Poster Session 1 · Wednesday, December 3, 2025 11:00 AM → 2:00 PM
#3517
Jet-Nemotron: Efficient Language Model with Post Neural Architecture Search
Abstract
We present Jet-Nemotron, a new family of hybrid-architecture language models, which matches or exceeds the accuracy of leading full-attention models while significantly improving generation throughput.
Jet-Nemotron is developed using Post Neural Architecture Search (PostNAS), a novel neural architecture exploration pipeline that enables efficient model design. Unlike prior approaches, PostNAS begins with a pre-trained full-attention model and freezes its MLP weights, allowing efficient exploration of attention block designs.

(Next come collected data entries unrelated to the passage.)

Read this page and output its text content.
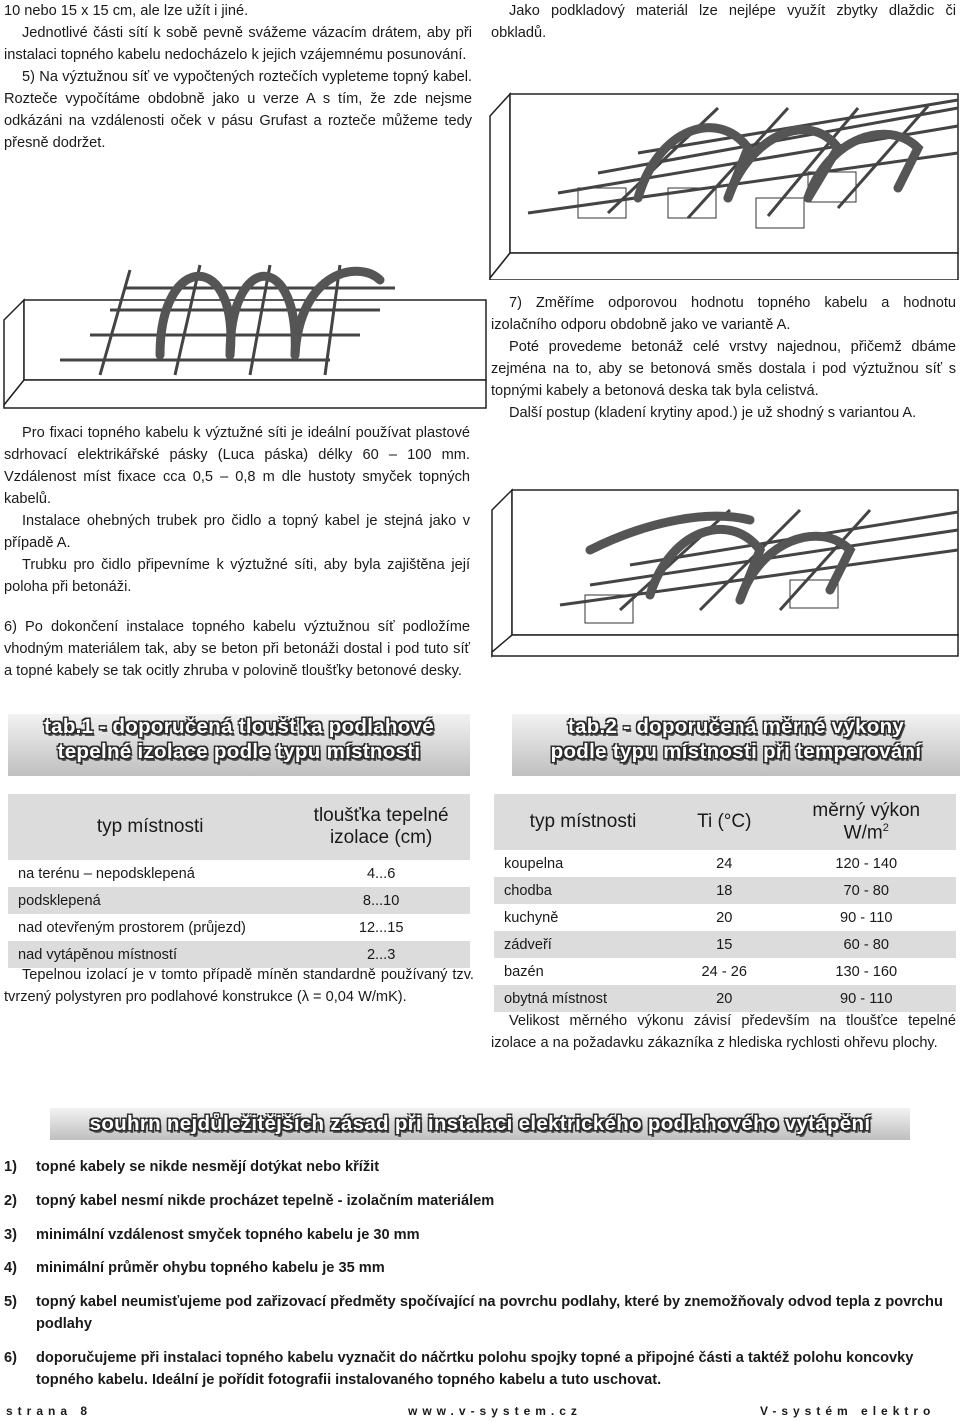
10 nebo 15 x 15 cm, ale lze užít i jiné.

Jednotlivé části sítí k sobě pevně svážeme vázacím drátem, aby při instalaci topného kabelu nedocházelo k jejich vzájemnému posunování.

5) Na výztužnou síť ve vypočtených roztečích vypleteme topný kabel. Rozteče vypočítáme obdobně jako u verze A s tím, že zde nejsme odkázáni na vzdálenosti oček v pásu Grufast a rozteče můžeme tedy přesně dodržet.

Jako podkladový materiál lze nejlépe využít zbytky dlaždic či obkladů.

7) Změříme odporovou hodnotu topného kabelu a hodnotu izolačního odporu obdobně jako ve variantě A.

Poté provedeme betonáž celé vrstvy najednou, přičemž dbáme zejména na to, aby se betonová směs dostala i pod výztužnou síť s topnými kabely a betonová deska tak byla celistvá.

Další postup (kladení krytiny apod.) je už shodný s variantou A.

Pro fixaci topného kabelu k výztužné síti je ideální používat plastové sdrhovací elektrikářské pásky (Luca páska) délky 60 – 100 mm. Vzdálenost míst fixace cca 0,5 – 0,8 m dle hustoty smyček topných kabelů.

Instalace ohebných trubek pro čidlo a topný kabel je stejná jako v případě A.

Trubku pro čidlo připevníme k výztužné síti, aby byla zajištěna její poloha při betonáži.

6) Po dokončení instalace topného kabelu výztužnou síť podložíme vhodným materiálem tak, aby se beton při betonáži dostal i pod tuto síť a topné kabely se tak ocitly zhruba v polovině tloušťky betonové desky.

tab.1 - doporučená tloušťka podlahové
tepelné izolace podle typu místnosti
typ místnosti	tloušťka tepelné
izolace (cm)

na terénu – nepodsklepená	4...6
podsklepená	8...10
nad otevřeným prostorem (průjezd)	12...15
nad vytápěnou místností	2...3

Tepelnou izolací je v tomto případě míněn standardně používaný tzv. tvrzený polystyren pro podlahové konstrukce (λ = 0,04 W/mK).

tab.2 - doporučená měrné výkony
podle typu místnosti při temperování
typ místnosti	Ti (°C)	měrný výkon
$W/m^2$

koupelna	24	120 - 140
chodba	18	70 - 80
kuchyně	20	90 - 110
zádveří	15	60 - 80
bazén	24 - 26	130 - 160
obytná místnost	20	90 - 110

Velikost měrného výkonu závisí především na tloušťce tepelné izolace a na požadavku zákazníka z hlediska rychlosti ohřevu plochy.

souhrn nejdůležitějších zásad při instalaci elektrického podlahového vytápění
1) topné kabely se nikde nesmějí dotýkat nebo křížit
2) topný kabel nesmí nikde procházet tepelně - izolačním materiálem
3) minimální vzdálenost smyček topného kabelu je 30 mm
4) minimální průměr ohybu topného kabelu je 35 mm
5) topný kabel neumisťujeme pod zařizovací předměty spočívající na povrchu podlahy, které by znemožňovaly odvod tepla z povrchu podlahy
6) doporučujeme při instalaci topného kabelu vyznačit do náčrtku polohu spojky topné a připojné části a taktéž polohu koncovky topného kabelu. Ideální je pořídit fotografii instalovaného topného kabelu a tuto uschovat.
strana 8	www.v-system.cz	V-systém elektro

The pipeline includes four key components:
- learning optimal full-attention layer placement and elimination
- linear attention block selection
- designing new attention blocks
- performing hardware-aware hyperparameter search.
Our Jet-Nemotron-2B model achieves comparable or superior accuracy to Qwen3, Qwen2.5, Gemma3, and Llama3.2 across a comprehensive suite of benchmarks while delivering up to 53.6× generation throughput speedup and 6.1× prefilling speedup. It also achieves higher accuracy on MMLU and MMLU-Pro than recent advanced MoE full-attention models, such as DeepSeek-V3-Small and Moonlight, despite their larger scale with 15B total and 2.2B activated parameters.